Первый день Конца света. Запомни число.

Прогорело до ребер собора нутро.

Между рёбрами тонких полосок дымы,

между ними горгулье искрится ребро.

Потерявший, молчи! Из дырявой сумы

выпадает реликвия. Космос багров.

Кто кричит про диверсию, кто про теракт,

кто кричит про окурок, про провод, про шлак.

Стой, народ! Не об этом оно, о любви

не взаимной. Звони, Квазимодо, зови!

Ещё раз!

Ещё громче!

…И лишь уголёк

прогоревшего сердца трепещет у ног.

 

* * *

Мир раздробился на тысячу Эсмеральд.

Тысячу танцев! Босые ноги плещутся в «па».

Стоны реликвий… ты веришь, они устоят?

Словно бы бьют их. То в спину, то в рёбра, то в пах.

Список огромен. Его лишь в стихах к ритму ритм

можно озвучить, что вырыдать в сорок молитв.

Это у сердца опять Эсмеральда болит.

Это у сердца взлетающий город вопит.

Мир раздробился на тысячу молитвослов,

послесвечений, ектений, канонов, псалмов.

Детка моя, Квазимодушко!  Новое зло

к нам просочилось из злобных, кровавых дымов.

Нам ли, хранителям жалким сгоревших святынь,

нам ли, развеявшим прах, не сумевшим сберечь

стопы Пальмиры в глубоком молчанье пустынь?

Град Нотр-Дама? Как дома родимого печь…

Правда ди, что заживут и срастутся они

шрамы глубокие в теле земли, если шрам

в теле у неба? Что видно, скажи, нам  сквозь них?

Город летящий? Сгорающий?

Иль Нотр-Дам?

Батюшки-светы! Танцуй, Эсмеральда моя!

– Здравствуй, последняя в мире из в дробь уходящих!

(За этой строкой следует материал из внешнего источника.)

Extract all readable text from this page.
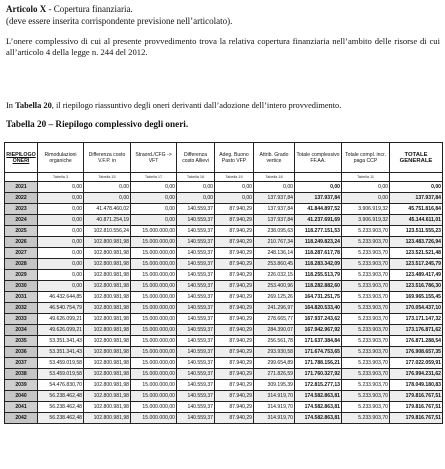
Articolo X - Copertura finanziaria.
(deve essere inserita corrispondente previsione nell’articolato).
L’onere complessivo di cui al presente provvedimento trova la relativa copertura finanziaria nell’ambito delle risorse di cui all’articolo 4 della legge n. 244 del 2012.
In Tabella 20, il riepilogo riassuntivo degli oneri derivanti dall’adozione dell’intero provvedimento.
Tabella 20 – Riepilogo complessivo degli oneri.
RIEPILOGO ONERI	Rimodulazioni organiche	Differenza costo V.F.P. in	Straord./CFG -> VFT	Differenza costo Allievi	Adeg. Buono Pasto VFP	Attrib. Grado vertice	Totale complessivo FF.AA.	Totale compl. incr. paga CCP	TOTALE GENERALE
	Tabella 3	Tabella 15	Tabella 17	Tabella 16	Tabella 19	Tabella 18		Tabella 11	
2021	0,00	0,00	0,00	0,00	0,00	0,00	0,00	0,00	0,00
2022	0,00	0,00	0,00	0,00	0,00	137.937,84	137.937,84	0,00	137.937,84
2023	0,00	41.478.460,02	0,00	140.559,37	87.940,29	137.937,84	41.844.897,52	3.906.919,32	45.751.816,84
2024	0,00	40.871.254,19	0,00	140.559,37	87.940,29	137.937,84	41.237.691,69	3.906.919,32	45.144.611,01
2025	0,00	102.810.556,24	15.000.000,00	140.559,37	87.940,29	238.095,63	118.277.151,53	5.233.903,70	123.511.555,23
2026	0,00	102.800.981,98	15.000.000,00	140.559,37	87.940,29	210.767,34	118.249.823,24	5.233.903,70	123.483.726,94
2027	0,00	102.800.981,98	15.000.000,00	140.559,37	87.940,29	248.136,14	118.287.617,78	5.233.903,70	123.521.521,48
2028	0,00	102.800.981,98	15.000.000,00	140.559,37	87.940,29	253.860,45	118.283.342,09	5.233.903,70	123.517.245,79
2029	0,00	102.800.981,98	15.000.000,00	140.559,37	87.940,29	226.032,15	118.255.513,79	5.233.903,70	123.489.417,49
2030	0,00	102.800.981,98	15.000.000,00	140.559,37	87.940,29	253.400,96	118.282.882,60	5.233.903,70	123.516.786,30
2031	46.432.644,85	102.800.981,98	15.000.000,00	140.559,37	87.940,29	269.125,26	164.731.251,75	5.233.903,70	169.965.155,45
2032	46.540.754,79	102.800.981,98	15.000.000,00	140.559,37	87.940,29	241.296,97	164.820.533,40	5.233.903,70	170.054.437,10
2033	49.626.099,21	102.800.981,98	15.000.000,00	140.559,37	87.940,29	278.665,77	167.937.243,62	5.233.903,70	173.171.147,32
2034	49.626.099,21	102.800.981,98	15.000.000,00	140.559,37	87.940,29	284.390,07	167.942.967,92	5.233.903,70	173.176.871,62
2035	53.351.341,43	102.800.981,98	15.000.000,00	140.559,37	87.940,29	256.561,78	171.637.384,84	5.233.903,70	176.871.288,54
2036	53.351.341,43	102.800.981,98	15.000.000,00	140.559,37	87.940,29	293.930,58	171.674.753,65	5.233.903,70	176.908.657,35
2037	53.459.019,58	102.800.981,98	15.000.000,00	140.559,37	87.940,29	299.654,89	171.788.156,21	5.233.903,70	177.022.059,91
2038	53.459.019,58	102.800.981,98	15.000.000,00	140.559,37	87.940,29	271.826,59	171.760.327,92	5.233.903,70	176.994.231,62
2039	54.476.830,70	102.800.981,98	15.000.000,00	140.559,37	87.940,29	309.195,39	172.815.277,13	5.233.903,70	178.049.180,83
2040	56.238.462,48	102.800.981,98	15.000.000,00	140.559,37	87.940,29	314.919,70	174.582.863,81	5.233.903,70	179.816.767,51
2041	56.238.462,48	102.800.981,98	15.000.000,00	140.559,37	87.940,29	314.919,70	174.582.863,81	5.233.903,70	179.816.767,51
2042	56.238.462,48	102.800.981,98	15.000.000,00	140.559,37	87.940,29	314.919,70	174.582.863,81	5.233.903,70	179.816.767,51
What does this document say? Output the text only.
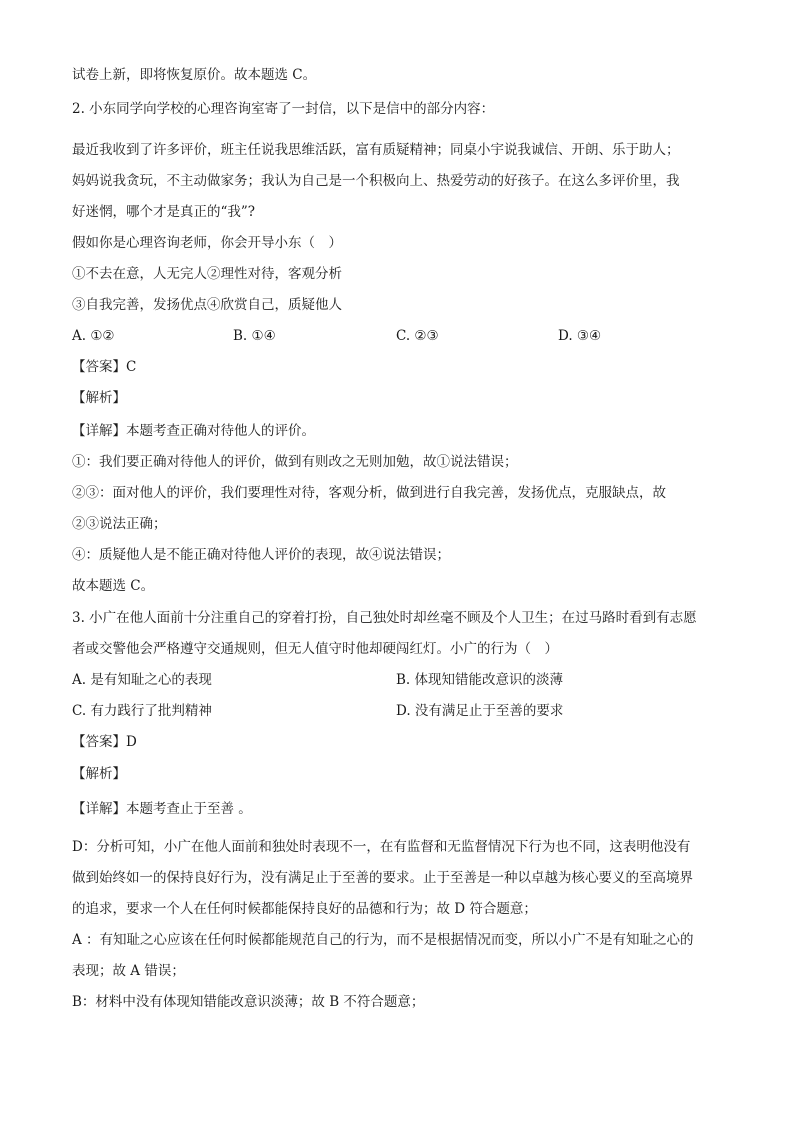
试卷上新，即将恢复原价。故本题选 C。
2. 小东同学向学校的心理咨询室寄了一封信，以下是信中的部分内容：
最近我收到了许多评价，班主任说我思维活跃，富有质疑精神；同桌小宇说我诚信、开朗、乐于助人；
妈妈说我贪玩，不主动做家务；我认为自己是一个积极向上、热爱劳动的好孩子。在这么多评价里，我
好迷惘，哪个才是真正的“我”?
假如你是心理咨询老师，你会开导小东（　）
①不去在意，人无完人②理性对待，客观分析
③自我完善，发扬优点④欣赏自己，质疑他人
A. ①②	B. ①④	C. ②③	D. ③④
【答案】C
【解析】
【详解】本题考查正确对待他人的评价。
①：我们要正确对待他人的评价，做到有则改之无则加勉，故①说法错误；
②③：面对他人的评价，我们要理性对待，客观分析，做到进行自我完善，发扬优点，克服缺点，故
②③说法正确；
④：质疑他人是不能正确对待他人评价的表现，故④说法错误；
故本题选 C。
3. 小广在他人面前十分注重自己的穿着打扮，自己独处时却丝毫不顾及个人卫生；在过马路时看到有志愿
者或交警他会严格遵守交通规则，但无人值守时他却硬闯红灯。小广的行为（　）
A. 是有知耻之心的表现	B. 体现知错能改意识的淡薄
C. 有力践行了批判精神	D. 没有满足止于至善的要求
【答案】D
【解析】
【详解】本题考查止于至善 。
D：分析可知，小广在他人面前和独处时表现不一，在有监督和无监督情况下行为也不同，这表明他没有
做到始终如一的保持良好行为，没有满足止于至善的要求。止于至善是一种以卓越为核心要义的至高境界
的追求，要求一个人在任何时候都能保持良好的品德和行为；故 D 符合题意；
A ：有知耻之心应该在任何时候都能规范自己的行为，而不是根据情况而变，所以小广不是有知耻之心的
表现；故 A 错误；
B：材料中没有体现知错能改意识淡薄；故 B 不符合题意；
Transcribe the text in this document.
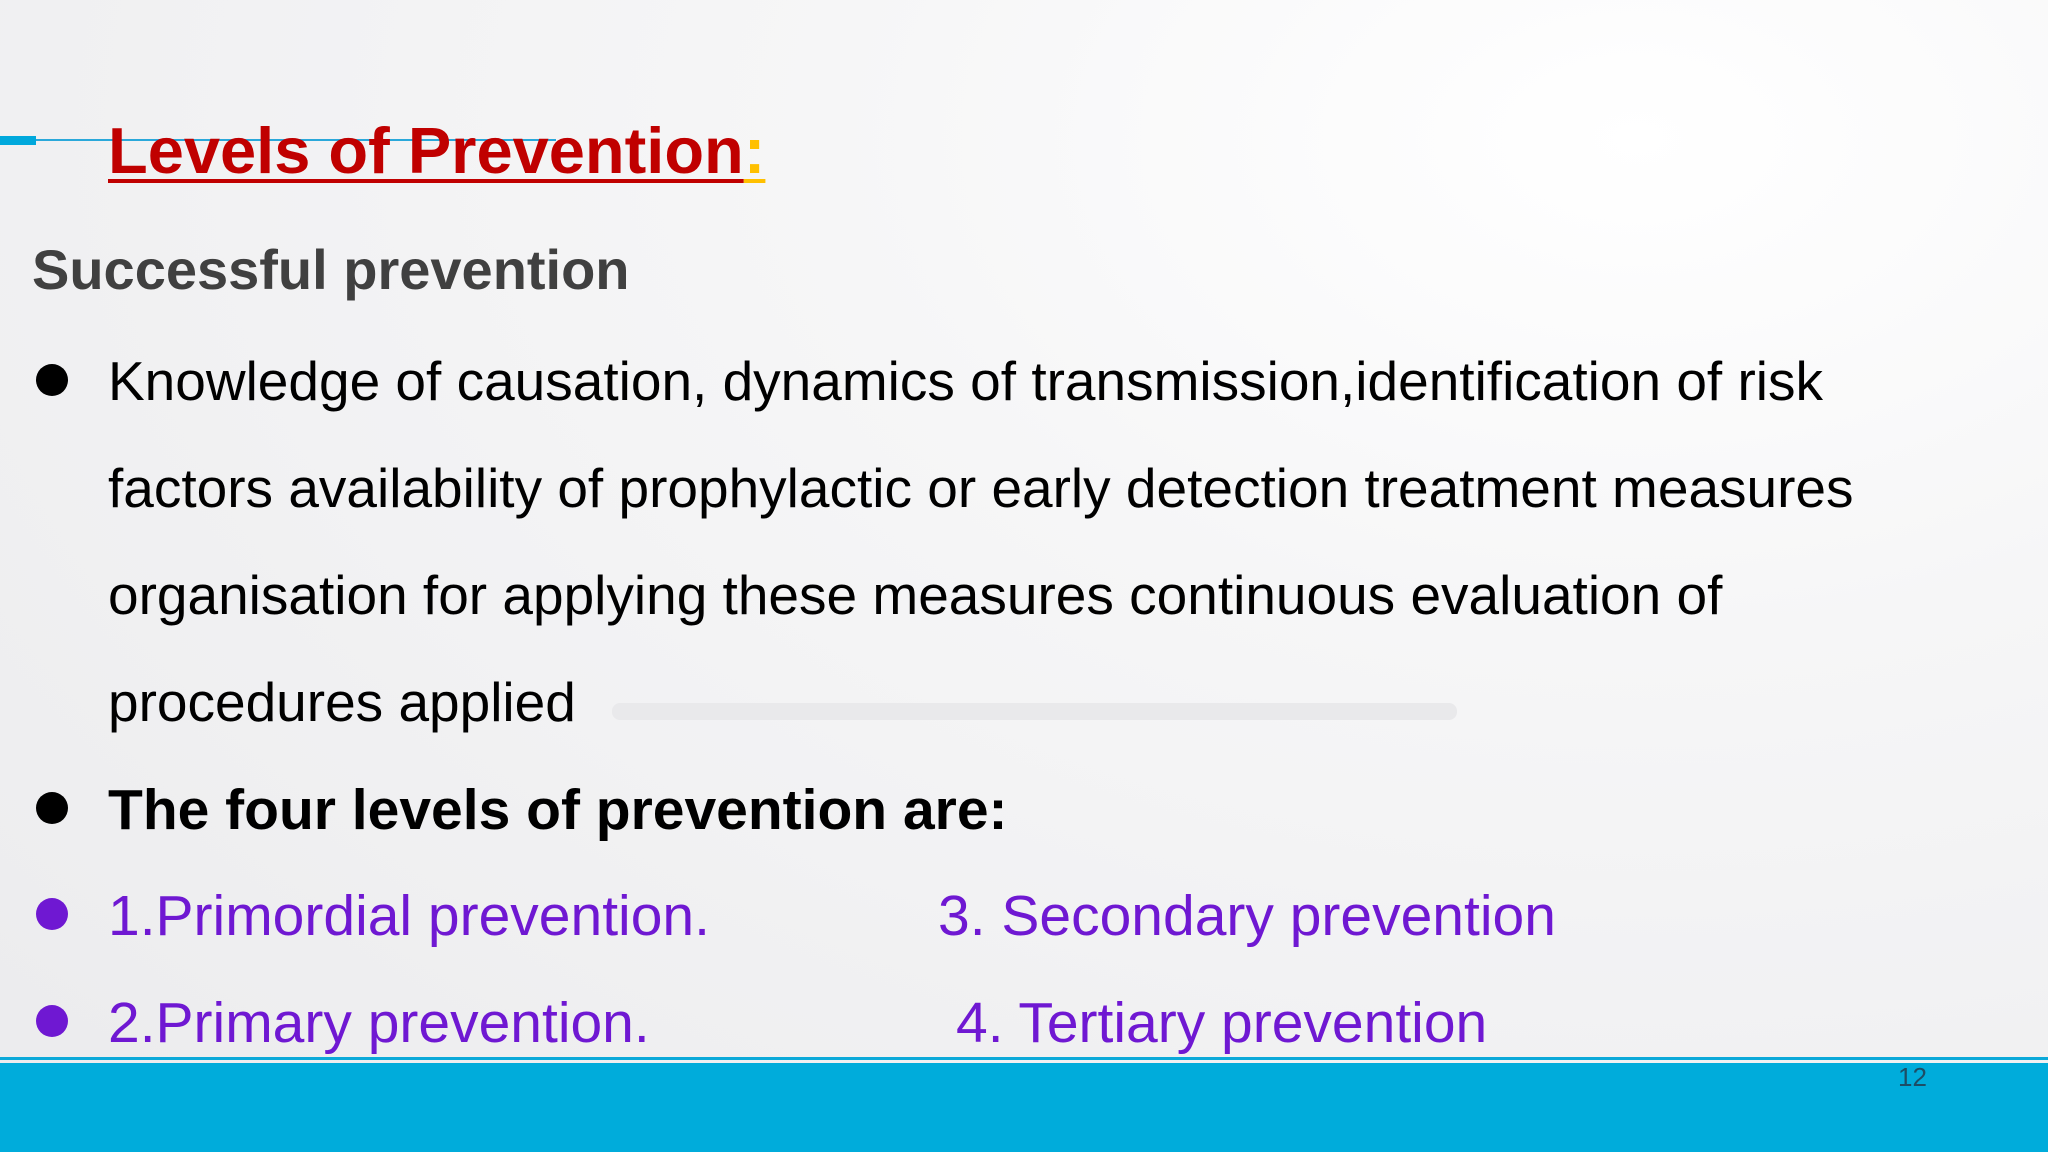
Levels of Prevention:
Successful prevention
Knowledge of causation, dynamics of transmission,identification of risk
factors availability of prophylactic or early detection treatment measures
organisation for applying these measures continuous evaluation of
procedures applied
The four levels of prevention are:
1.Primordial prevention.	3. Secondary prevention
2.Primary prevention.	4. Tertiary prevention
12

Город, взлетающий вниз, – что со мной? – вижу я…

Город – кровящий!

После… уж так повелось, даже эту вот  боль

после распилят остатками метеорита,

как алый парус страны моей, флаги Ассоль!

Девственность как Жанны Д’Арк, как гиньоль,

всё – на продажу!

О, нет, не шути.

Не шути!

Не шути так

наш переменчивый мир! Твоё сердце горит

всею любовью Виктора Гюго. И Гюго всем!

Шпиль Нотр-Дама – летающий метеорит.

Падает оземь.

 

* * *

Увидеть Париж мне бы и умереть,

а мне – не увидеть!

И – не умереть мне!

Во мне всех миров растекается ветвь,

и ей не страшны гильотины и петли!

Смотрю я глазами ослепших всех глаз,

и всю глухоту словно слышу ушами.

Вот так мой Париж протекает весь враз

и плакать мешает.

Вопит: «Не сдавайся!», рисует мосты

и крепит замочки, ключи в Сену пряча.

Он полон наивной своей красоты,

капризной и детской в зелёнке болячек.

Париж – революции план всей людской,

когда всё разрушить, смести и отвергнуть:

не мелко,

не пего,

а космосом – мега.

Париж – он такой!

Он такой – весь в груди,

под рёбрами. И, чтоб не выронить ночью,

не выпорхнуть, не разбудить, не разбить,

надену сорочку!

Пламенно, буквенно рвёт мою грудь,

грудь всей земли он цветочно и сочно.

Мы, как продукт изверженья побочный

то ль ручеёк, то ль канавка, то ль путь.

Если декабрь – как восстания рифма,

видимо, снова Кремля там агенты

ибо летят камни и постаменты,

против тарифа!

Там, где борьба: переломы, ушибы,

смерти, порезы, разгромы, корриды.

Пусть я – на Волге, но жизнь моя с видом

вся на Монмартр! Я читаю Марата,

Жоржа Эбера. И мне альдегидно

от аромата

стойких французских духов…

Нет разъятых

в мире народов,

мы спаяны вместе

общей землёй – закруглённой, покатой,

собранной словно в кулак в одну песню,

в плату, палату и Красную Пресню.

Мы – Марсельезны!

 

* * *

Эта песня тебе, моя дочь!  О тебе. И огромной

материнской любви, что размером с безудержный космос.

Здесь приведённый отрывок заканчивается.